# help!need a 35 mm film camera



## scruffiest1 (Nov 7, 2005)

my daughter is starting high school this year and is taking a photography class.she needs a 35mm film camera .i know nothing of this,where can i find a new or used camera with lens ?i looked on amazon and ebay and there are many ,what would be a good starter camera?i would prefer a gently used camera but what to look for?any help is appreciated thanks


----------



## stargazer (May 24, 2004)

Look in here, 
http://www.bhphotovideo.com/c/buy/35mm-Cameras/ci/3017/N/4294247087


----------



## camowag (Aug 25, 2005)

Might also try Houston Camera Exchange, on Richmond.


----------



## pg542 (Oct 9, 2006)

PM sent s1- I have one that would be perfect for her and the price can't be beat.


----------



## lesmcdonald (Feb 14, 2006)

I have 2 Canon 35mm film cameras.
A-1 with a 35-105 Macro lens
EOS 650
Just make me an offer.
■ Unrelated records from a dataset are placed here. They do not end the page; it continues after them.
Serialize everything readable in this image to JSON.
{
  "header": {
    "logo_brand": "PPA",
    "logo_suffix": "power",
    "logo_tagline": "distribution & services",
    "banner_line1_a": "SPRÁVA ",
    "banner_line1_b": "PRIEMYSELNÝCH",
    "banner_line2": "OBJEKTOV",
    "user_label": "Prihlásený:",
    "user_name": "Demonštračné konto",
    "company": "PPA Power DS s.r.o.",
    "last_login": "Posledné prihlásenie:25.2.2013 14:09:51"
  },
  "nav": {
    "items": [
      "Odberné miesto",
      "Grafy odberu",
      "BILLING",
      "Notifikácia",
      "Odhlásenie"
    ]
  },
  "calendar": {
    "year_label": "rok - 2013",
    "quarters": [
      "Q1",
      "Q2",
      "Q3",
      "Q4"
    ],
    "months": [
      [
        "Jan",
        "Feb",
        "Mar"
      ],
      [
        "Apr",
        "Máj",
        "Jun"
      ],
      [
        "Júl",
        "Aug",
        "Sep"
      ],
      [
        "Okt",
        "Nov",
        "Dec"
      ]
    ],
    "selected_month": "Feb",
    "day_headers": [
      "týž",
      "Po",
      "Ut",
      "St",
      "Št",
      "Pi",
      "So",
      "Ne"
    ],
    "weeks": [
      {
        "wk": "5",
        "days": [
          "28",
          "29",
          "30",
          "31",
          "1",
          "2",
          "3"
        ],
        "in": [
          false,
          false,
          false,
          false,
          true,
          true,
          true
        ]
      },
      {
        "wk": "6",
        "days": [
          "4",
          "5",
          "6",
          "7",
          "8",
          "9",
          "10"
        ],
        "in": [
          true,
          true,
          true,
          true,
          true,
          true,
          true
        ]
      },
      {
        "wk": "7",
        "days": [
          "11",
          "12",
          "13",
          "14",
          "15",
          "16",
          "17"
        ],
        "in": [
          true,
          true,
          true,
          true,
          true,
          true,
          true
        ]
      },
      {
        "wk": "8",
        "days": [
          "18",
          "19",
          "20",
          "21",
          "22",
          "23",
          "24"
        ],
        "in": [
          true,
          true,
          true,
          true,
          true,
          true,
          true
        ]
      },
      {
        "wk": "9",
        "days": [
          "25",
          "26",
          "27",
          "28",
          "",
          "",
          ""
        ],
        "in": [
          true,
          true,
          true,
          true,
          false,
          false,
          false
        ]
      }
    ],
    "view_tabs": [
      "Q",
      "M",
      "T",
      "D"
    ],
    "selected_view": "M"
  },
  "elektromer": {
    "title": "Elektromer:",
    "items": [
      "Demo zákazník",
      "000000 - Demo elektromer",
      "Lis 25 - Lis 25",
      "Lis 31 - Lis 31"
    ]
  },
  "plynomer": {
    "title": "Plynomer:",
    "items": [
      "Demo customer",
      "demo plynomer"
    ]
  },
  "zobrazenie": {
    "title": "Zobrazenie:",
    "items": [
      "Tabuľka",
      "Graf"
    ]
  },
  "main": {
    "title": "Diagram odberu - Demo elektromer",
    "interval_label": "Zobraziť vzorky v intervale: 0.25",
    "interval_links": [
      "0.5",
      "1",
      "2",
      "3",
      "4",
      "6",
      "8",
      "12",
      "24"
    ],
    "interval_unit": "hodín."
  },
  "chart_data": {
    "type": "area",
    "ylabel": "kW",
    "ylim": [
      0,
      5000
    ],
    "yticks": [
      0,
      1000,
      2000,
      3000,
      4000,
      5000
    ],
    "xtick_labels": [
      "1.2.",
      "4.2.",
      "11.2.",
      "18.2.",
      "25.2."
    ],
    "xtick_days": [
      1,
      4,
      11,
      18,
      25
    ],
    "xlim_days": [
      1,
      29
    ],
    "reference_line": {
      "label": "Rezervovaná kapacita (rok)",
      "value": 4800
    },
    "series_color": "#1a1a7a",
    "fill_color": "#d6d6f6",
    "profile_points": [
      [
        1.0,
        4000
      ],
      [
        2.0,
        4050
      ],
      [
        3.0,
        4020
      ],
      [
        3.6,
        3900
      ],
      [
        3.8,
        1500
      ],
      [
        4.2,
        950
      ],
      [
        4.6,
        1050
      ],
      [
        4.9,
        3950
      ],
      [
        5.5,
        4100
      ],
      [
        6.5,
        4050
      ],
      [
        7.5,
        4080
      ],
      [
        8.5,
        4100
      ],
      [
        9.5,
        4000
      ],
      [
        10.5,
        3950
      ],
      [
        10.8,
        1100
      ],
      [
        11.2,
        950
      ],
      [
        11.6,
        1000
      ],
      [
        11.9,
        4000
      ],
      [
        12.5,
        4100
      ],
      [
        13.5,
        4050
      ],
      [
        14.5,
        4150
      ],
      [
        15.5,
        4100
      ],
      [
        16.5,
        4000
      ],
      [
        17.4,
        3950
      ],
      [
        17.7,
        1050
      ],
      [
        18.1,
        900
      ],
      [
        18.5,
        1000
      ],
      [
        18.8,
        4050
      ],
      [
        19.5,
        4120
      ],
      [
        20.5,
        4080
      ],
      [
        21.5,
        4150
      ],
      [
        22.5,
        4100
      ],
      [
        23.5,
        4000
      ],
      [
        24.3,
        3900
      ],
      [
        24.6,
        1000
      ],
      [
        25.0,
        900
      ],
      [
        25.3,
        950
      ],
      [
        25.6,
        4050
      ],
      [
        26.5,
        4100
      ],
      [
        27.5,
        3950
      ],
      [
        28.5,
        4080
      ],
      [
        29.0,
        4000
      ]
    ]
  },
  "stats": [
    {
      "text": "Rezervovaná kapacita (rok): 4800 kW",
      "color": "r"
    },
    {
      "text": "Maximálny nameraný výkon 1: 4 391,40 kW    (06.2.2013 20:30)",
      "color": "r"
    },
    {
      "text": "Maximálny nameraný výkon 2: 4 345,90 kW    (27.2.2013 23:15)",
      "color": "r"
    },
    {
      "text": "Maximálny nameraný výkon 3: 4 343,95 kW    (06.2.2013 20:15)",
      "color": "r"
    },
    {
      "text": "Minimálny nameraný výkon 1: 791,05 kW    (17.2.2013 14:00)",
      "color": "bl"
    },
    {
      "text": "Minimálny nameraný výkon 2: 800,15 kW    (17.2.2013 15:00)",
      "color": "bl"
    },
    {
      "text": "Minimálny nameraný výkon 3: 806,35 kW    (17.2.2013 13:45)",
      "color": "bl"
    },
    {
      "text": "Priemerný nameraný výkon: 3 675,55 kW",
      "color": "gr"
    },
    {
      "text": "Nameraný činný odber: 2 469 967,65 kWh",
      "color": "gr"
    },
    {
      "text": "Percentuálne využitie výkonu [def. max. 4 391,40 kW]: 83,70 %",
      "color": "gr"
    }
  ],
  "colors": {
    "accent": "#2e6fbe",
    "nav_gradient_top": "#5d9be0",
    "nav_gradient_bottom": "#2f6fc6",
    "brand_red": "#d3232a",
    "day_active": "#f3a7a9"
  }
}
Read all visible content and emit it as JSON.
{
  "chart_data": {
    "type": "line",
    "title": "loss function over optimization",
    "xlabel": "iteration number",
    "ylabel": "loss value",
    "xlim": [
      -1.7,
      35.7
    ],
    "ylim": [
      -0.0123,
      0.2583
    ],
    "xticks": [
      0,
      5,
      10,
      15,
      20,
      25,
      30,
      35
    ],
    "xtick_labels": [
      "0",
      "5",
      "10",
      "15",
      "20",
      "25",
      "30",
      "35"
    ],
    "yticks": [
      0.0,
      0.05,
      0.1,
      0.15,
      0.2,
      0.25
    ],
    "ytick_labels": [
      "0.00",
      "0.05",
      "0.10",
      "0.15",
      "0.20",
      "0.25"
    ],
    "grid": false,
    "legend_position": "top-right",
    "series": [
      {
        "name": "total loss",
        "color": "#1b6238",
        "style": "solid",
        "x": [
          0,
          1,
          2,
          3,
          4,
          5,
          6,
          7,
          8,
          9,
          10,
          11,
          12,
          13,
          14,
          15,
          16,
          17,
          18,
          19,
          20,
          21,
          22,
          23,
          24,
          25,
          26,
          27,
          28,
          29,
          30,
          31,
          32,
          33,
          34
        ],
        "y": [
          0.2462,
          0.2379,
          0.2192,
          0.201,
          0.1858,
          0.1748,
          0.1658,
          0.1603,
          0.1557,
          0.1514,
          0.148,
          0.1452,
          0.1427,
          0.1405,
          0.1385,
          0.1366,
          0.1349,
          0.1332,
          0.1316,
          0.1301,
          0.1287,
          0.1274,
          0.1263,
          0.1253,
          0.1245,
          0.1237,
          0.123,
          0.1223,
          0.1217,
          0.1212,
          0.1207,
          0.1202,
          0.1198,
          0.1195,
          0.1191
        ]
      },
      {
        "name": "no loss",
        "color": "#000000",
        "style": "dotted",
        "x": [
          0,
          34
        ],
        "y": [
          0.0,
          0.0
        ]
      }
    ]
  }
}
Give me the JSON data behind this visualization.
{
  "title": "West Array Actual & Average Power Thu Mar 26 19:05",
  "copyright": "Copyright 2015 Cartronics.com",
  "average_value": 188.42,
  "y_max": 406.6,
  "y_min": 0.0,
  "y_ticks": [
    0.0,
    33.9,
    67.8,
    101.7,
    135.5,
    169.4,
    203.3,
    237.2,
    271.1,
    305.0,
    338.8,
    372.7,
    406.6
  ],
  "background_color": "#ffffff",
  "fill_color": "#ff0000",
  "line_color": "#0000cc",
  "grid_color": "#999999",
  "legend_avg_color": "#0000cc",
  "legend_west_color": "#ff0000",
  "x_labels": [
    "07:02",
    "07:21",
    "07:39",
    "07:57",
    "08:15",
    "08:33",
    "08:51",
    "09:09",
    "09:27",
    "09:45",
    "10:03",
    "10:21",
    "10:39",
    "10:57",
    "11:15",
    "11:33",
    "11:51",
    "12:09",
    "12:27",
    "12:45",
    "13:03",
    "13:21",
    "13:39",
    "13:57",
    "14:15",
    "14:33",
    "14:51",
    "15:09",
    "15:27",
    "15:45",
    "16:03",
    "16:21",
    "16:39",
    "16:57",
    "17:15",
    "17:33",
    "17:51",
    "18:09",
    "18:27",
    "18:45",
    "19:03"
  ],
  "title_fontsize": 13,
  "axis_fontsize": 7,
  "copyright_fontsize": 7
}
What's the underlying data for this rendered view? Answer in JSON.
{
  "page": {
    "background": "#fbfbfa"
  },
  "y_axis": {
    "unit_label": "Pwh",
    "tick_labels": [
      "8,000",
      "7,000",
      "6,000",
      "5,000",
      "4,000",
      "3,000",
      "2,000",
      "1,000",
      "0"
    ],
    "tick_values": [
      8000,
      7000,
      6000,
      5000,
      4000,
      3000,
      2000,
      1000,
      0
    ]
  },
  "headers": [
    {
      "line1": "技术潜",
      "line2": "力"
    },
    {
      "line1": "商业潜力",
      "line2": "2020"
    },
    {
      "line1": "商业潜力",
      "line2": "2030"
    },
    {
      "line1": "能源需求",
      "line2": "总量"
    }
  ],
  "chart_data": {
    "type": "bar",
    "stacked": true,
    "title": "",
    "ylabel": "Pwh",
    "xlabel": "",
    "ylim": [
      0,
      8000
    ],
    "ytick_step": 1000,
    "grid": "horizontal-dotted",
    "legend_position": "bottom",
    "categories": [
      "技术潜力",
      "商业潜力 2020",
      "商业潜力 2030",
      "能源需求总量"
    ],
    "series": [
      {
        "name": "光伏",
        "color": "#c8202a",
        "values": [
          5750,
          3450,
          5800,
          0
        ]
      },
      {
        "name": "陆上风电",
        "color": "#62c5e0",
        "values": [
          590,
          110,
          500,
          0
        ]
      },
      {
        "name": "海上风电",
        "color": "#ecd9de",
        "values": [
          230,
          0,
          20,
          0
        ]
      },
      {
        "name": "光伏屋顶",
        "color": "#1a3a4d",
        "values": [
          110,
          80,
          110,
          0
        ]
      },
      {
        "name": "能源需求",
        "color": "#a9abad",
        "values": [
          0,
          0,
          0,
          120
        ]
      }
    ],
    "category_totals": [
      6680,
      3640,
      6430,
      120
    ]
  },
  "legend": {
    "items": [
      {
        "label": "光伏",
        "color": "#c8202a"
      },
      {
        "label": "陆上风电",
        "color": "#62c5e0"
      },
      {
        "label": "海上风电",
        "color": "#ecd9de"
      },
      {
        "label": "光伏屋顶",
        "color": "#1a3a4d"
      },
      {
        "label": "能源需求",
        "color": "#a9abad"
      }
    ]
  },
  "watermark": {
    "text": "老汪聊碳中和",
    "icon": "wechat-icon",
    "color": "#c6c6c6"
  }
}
I'm in Houston


----------



## stargazer (May 24, 2004)

lesmcdonald said:


> I have 2 Canon 35mm film cameras.
> A-1 with a 35-105 Macro lens
> EOS 650
> Just make me an offer. I'm in Houston


Umm, this was back in 2014, she has probably graduated by now


----------



## BobBobber (Aug 29, 2015)

stargazer said:


> Umm, this was back in 2014, she has probably graduated by now


X2
Good observation!


----------



## pg542 (Oct 9, 2006)

yeah, I gave her my old Canon Rebel and a couple of kit lenses. Never heard anything back though........


----------